I had found without a strong morning routine, I'd sometimes be cleaning my teeth and showering closer to lunchtime as time had got away from me, and I'd wasted half the day. With just a little bit more structure I'm normally back at my desk by 11, with the rest of day in front of me to work on whatever project I have up in front of me.

4. All Work And No Play Makes Diana Something Something.



Early on in lock down, it was pretty clear that we were going to need to find some ways to virtually hang out with friends and family. This led to a few weekly commitments which gave us something to look forward to. We have coordinated movie nights on Thursdays and Saturdays with friends, family boardgames via Zoom on a Saturday afternoon and a weekly island visit in Animal Crossing which never fails to make me smile.




I've also taken to making friends with the local wildlife and putting out food whilst I make my coffee every morning.

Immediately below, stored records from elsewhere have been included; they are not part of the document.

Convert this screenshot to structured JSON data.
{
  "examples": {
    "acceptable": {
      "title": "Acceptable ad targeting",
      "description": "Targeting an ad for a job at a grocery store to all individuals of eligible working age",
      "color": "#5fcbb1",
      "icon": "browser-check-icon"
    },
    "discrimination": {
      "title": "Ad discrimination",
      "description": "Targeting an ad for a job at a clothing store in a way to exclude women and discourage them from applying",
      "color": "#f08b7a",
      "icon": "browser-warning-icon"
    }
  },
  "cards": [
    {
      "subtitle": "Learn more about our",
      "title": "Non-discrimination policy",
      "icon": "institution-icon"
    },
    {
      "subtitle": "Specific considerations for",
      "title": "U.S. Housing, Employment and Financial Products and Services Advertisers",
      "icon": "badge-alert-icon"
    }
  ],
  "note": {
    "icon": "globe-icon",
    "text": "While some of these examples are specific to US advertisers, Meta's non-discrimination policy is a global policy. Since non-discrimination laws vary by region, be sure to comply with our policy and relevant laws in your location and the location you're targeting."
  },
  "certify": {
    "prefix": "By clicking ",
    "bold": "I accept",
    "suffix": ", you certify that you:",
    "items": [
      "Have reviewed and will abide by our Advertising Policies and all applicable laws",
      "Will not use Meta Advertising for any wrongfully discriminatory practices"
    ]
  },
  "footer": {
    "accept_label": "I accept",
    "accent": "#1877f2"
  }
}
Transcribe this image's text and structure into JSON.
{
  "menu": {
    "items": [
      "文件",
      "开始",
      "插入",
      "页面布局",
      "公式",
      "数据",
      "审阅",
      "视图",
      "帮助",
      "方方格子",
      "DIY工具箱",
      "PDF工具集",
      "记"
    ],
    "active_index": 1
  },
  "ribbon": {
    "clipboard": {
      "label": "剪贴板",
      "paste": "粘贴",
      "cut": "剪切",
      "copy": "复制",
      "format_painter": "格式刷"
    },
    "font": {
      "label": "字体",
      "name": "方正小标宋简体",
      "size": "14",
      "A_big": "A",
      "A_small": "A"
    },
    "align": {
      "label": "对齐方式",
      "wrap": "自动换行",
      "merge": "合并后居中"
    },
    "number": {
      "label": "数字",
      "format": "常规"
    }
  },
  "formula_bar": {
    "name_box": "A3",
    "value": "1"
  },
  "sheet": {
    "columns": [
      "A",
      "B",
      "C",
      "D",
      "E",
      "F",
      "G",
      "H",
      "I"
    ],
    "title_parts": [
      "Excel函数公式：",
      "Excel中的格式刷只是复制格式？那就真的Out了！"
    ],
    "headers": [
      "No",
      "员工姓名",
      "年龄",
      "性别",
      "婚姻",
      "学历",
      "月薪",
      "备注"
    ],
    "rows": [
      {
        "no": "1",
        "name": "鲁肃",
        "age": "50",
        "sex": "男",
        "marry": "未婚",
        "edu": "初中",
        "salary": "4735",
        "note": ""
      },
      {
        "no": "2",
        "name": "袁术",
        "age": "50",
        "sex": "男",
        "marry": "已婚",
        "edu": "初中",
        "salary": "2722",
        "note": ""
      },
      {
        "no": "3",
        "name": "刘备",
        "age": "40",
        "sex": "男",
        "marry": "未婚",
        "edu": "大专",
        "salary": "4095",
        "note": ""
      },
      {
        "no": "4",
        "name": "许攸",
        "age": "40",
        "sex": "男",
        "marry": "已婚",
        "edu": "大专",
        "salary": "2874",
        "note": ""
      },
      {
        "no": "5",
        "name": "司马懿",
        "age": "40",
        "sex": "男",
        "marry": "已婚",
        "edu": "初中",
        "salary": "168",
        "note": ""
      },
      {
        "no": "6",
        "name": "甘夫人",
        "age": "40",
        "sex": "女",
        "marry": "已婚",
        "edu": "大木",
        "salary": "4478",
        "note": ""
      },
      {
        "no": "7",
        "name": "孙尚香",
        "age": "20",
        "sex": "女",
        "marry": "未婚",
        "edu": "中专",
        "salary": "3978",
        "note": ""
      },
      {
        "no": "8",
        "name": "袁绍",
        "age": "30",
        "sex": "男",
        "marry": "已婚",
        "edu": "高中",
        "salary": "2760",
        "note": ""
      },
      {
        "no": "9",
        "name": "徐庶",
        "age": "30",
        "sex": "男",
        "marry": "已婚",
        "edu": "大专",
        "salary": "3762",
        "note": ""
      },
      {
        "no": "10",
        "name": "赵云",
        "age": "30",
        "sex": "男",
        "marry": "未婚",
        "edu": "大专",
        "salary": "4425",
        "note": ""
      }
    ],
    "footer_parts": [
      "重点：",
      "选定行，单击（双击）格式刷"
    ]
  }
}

I now fully understand what Blur meant when they sang "And then I'm happy for the rest of the day safe in the knowledge there will always be a bit of my heart devoted to it." I love my new pigeon family!

I've also added some plant time into my schedule - watering, re-potting and even propagating have all made me feel like I have some sort of purpose.

5. Factor In Time To Try New Things And Things You've Been Putting Off.


Lastly, I've been careful to try to nurture things I want to try but without putting pressure on myself. For years I've been trying to teach myself how to knit, but have never been able to get much further than a basic bobble hat. Turns out embroidery is much more my thing, and I've been sewing away happily whilst watching movies in the evening, and it's been the perfect way to calm down at the end of the day.

I'm also trying to write every day. Whether blog posts or words towards something I'm working on, it's nice to have the time to allow myself to indulge. When my "real work" starts to creep back in come August, I'm definitely going to try and keep some writing time on my weekly schedule. Whilst I'm not being a prolific as I'd have hoped (lock down apathy is a real thing!), it still makes me feel better to get something down. 

6. Allow Yourself A Day To Wallow If You Need One.

Some days are better than others. If you have the sort of day where all you do is play videogames or watch Netflix, don't beat yourself up. We're in the middle of something new and scary and everything feels different. We all need a duvet day to recharge from time to time, and whilst structure and routine are important, listen to what your body and brain need to.